Differential Diagnosis for a 24-year-old Male with Fevers, Flank Pain, and Splenomegaly
- Single most likely diagnosis:
- Pyelonephritis or acute pyelonephritis with a slight elevation of creatinine, despite the absence of urinary findings, as the symptoms of flank pain and fever are consistent, and the slight elevation in creatinine and BUN could indicate renal involvement. However, the clear urine and lack of specific urinary symptoms make this less straightforward.
- Other Likely diagnoses:
- Infectious mononucleosis (mono) given the presence of fever, headache, and splenomegaly. The normal CBC does not rule out mono, as the CBC can be normal early in the disease.
- Viral hepatitis, although the chemistry panel is not fully provided, the slight elevation in creatinine could be seen in some cases of hepatitis, and splenomegaly can occur.
- Sepsis of another source (e.g., pneumonia, intra-abdominal infection) with secondary renal impairment, though the CT of the abdomen does not show an obvious source.

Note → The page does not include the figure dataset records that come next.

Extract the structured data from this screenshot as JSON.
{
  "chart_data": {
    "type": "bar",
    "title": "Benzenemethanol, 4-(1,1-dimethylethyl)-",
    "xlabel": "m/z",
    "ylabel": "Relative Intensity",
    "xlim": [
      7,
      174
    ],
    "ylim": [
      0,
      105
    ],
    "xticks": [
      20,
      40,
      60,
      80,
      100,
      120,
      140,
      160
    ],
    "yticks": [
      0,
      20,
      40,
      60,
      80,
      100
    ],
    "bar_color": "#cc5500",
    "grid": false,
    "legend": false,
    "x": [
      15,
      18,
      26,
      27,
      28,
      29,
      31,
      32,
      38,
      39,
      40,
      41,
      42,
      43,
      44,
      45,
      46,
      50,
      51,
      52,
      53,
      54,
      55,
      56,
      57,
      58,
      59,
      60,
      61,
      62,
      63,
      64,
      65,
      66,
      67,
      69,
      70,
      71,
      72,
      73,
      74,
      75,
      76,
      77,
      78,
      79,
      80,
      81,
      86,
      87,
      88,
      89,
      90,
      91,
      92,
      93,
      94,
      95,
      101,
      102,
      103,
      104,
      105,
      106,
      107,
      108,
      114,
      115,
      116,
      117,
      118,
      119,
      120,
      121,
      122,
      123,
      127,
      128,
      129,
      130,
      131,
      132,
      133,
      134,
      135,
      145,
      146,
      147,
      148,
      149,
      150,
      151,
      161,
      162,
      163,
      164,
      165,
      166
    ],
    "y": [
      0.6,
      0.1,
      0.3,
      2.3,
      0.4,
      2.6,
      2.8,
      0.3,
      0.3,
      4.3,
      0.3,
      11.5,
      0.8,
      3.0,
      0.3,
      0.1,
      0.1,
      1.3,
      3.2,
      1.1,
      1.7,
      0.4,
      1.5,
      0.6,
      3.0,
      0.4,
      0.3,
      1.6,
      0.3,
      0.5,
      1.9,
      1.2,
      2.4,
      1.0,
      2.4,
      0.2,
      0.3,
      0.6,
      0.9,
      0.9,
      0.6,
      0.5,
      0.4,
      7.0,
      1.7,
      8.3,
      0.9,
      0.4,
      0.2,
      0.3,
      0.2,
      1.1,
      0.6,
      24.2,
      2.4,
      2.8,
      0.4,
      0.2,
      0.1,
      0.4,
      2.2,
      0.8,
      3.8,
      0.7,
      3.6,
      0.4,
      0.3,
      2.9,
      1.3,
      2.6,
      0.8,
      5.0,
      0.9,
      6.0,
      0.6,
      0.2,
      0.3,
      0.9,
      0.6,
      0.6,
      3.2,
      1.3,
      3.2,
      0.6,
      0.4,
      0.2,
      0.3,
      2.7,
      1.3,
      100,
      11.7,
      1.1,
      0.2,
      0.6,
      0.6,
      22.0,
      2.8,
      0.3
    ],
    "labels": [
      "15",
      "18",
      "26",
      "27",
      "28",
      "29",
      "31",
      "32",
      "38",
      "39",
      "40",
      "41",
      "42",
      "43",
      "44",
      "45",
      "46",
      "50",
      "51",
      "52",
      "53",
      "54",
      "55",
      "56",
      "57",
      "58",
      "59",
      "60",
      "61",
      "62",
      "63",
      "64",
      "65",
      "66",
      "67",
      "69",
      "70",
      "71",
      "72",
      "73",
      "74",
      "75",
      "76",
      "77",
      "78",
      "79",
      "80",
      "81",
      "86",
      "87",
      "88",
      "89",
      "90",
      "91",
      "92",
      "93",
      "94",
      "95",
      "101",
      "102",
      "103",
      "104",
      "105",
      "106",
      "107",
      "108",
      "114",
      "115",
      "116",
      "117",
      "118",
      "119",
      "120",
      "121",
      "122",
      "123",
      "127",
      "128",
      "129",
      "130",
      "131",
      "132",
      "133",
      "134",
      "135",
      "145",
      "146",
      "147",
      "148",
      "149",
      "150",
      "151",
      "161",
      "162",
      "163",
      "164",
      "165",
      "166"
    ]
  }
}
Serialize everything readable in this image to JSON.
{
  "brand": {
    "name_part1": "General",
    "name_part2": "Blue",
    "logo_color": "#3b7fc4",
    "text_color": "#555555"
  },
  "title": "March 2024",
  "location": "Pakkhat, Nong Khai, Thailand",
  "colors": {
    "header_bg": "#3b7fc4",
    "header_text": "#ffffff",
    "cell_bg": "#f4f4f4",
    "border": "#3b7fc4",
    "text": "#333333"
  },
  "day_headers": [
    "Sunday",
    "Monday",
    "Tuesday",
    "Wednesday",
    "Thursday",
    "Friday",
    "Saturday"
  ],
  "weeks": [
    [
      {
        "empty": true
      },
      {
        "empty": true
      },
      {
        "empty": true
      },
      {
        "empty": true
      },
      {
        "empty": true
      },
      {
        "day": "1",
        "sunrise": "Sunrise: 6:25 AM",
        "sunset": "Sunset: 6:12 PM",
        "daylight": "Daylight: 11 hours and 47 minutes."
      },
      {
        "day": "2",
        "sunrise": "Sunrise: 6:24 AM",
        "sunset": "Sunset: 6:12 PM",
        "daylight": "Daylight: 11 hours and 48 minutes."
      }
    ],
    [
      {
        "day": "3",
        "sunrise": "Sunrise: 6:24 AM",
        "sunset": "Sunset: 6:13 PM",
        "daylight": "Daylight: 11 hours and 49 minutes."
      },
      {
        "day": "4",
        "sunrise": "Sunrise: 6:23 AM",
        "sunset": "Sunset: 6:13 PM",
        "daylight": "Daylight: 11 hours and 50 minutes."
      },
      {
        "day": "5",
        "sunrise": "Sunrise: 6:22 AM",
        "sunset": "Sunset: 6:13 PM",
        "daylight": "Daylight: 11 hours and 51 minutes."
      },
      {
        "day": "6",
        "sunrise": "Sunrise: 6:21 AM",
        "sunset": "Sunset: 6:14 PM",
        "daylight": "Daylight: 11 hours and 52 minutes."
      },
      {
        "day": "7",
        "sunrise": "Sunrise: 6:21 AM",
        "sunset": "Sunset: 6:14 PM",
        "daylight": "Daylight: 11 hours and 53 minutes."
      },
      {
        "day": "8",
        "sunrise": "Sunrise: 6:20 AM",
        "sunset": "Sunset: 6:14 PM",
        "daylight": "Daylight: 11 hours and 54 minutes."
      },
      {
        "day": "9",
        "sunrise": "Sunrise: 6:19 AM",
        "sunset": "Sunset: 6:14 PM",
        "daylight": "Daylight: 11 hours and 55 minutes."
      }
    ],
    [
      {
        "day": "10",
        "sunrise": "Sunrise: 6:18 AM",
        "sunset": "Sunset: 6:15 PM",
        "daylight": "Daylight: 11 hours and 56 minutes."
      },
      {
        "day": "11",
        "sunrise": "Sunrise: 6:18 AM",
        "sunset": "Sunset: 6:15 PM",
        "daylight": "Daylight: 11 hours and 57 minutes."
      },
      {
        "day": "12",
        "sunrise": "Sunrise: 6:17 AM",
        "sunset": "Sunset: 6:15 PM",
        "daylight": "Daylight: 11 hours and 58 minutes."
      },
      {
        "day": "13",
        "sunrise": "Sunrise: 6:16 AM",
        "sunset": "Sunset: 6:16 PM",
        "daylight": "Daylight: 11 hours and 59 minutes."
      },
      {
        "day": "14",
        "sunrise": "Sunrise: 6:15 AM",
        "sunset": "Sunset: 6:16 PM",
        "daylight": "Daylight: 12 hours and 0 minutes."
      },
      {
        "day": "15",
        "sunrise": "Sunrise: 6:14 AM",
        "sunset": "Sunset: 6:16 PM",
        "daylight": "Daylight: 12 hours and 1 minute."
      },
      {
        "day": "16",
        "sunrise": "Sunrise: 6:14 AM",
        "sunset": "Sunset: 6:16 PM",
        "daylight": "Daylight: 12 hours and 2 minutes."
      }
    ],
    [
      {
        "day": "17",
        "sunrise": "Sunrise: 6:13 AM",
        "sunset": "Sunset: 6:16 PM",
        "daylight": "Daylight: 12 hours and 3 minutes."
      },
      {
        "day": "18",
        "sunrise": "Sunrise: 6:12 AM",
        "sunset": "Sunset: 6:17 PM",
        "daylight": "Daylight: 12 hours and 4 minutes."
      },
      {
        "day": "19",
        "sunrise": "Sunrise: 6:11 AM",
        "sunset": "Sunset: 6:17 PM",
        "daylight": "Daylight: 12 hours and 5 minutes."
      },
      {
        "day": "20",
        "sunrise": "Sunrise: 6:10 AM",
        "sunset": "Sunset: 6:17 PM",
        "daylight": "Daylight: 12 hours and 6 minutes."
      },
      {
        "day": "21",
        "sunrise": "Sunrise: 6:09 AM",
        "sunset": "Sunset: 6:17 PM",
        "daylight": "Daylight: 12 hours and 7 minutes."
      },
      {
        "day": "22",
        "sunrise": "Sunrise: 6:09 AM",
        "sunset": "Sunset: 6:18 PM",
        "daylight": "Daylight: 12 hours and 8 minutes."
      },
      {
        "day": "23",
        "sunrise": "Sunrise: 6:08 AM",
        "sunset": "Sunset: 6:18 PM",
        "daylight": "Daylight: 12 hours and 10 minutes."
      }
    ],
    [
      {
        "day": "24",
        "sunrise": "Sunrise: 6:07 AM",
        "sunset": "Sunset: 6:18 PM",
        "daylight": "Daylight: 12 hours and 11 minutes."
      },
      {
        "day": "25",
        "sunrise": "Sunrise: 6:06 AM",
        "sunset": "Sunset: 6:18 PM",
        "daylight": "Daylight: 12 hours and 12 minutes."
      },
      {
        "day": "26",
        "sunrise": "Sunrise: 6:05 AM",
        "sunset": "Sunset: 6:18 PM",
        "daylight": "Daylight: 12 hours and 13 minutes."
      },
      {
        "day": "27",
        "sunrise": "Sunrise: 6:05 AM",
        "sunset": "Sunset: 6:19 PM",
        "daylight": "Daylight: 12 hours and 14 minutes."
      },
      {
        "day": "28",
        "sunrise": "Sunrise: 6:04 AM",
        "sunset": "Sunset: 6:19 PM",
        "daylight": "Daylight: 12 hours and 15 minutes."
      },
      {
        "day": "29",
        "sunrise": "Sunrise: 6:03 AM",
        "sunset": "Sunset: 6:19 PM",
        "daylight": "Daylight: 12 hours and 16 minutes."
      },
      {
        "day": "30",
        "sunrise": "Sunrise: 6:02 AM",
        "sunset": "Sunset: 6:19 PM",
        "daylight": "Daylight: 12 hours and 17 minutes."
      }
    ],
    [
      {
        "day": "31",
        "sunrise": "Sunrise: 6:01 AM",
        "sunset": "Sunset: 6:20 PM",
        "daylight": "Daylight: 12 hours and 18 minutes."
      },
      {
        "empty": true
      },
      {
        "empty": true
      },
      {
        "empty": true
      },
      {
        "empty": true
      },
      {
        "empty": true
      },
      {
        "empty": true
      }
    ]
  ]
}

- Do Not Miss (ddxs that may not be likely, but would be deadly if missed):
- Sickle cell crisis, especially if the patient has sickle cell trait or disease, as it can cause renal impairment, pain episodes, and splenomegaly.
- Endocarditis, given the fever and splenomegaly, which could lead to renal emboli and impairment.
- Meningitis, as headache and fever could be indicative of this, and it's crucial to diagnose promptly.
- Rare diagnoses:
- Lymphoma, given the splenomegaly and systemic symptoms like fever, though this would be less common in the acute presentation described.
- Systemic lupus erythematosus (SLE) or other autoimmune diseases, which can cause renal impairment, fever, and splenomegaly, though these are less common and would typically have other associated findings.
- Tuberculosis, which can cause a wide range of systemic symptoms including fever, renal impairment, and splenomegaly, though this would be less common in the described acute presentation.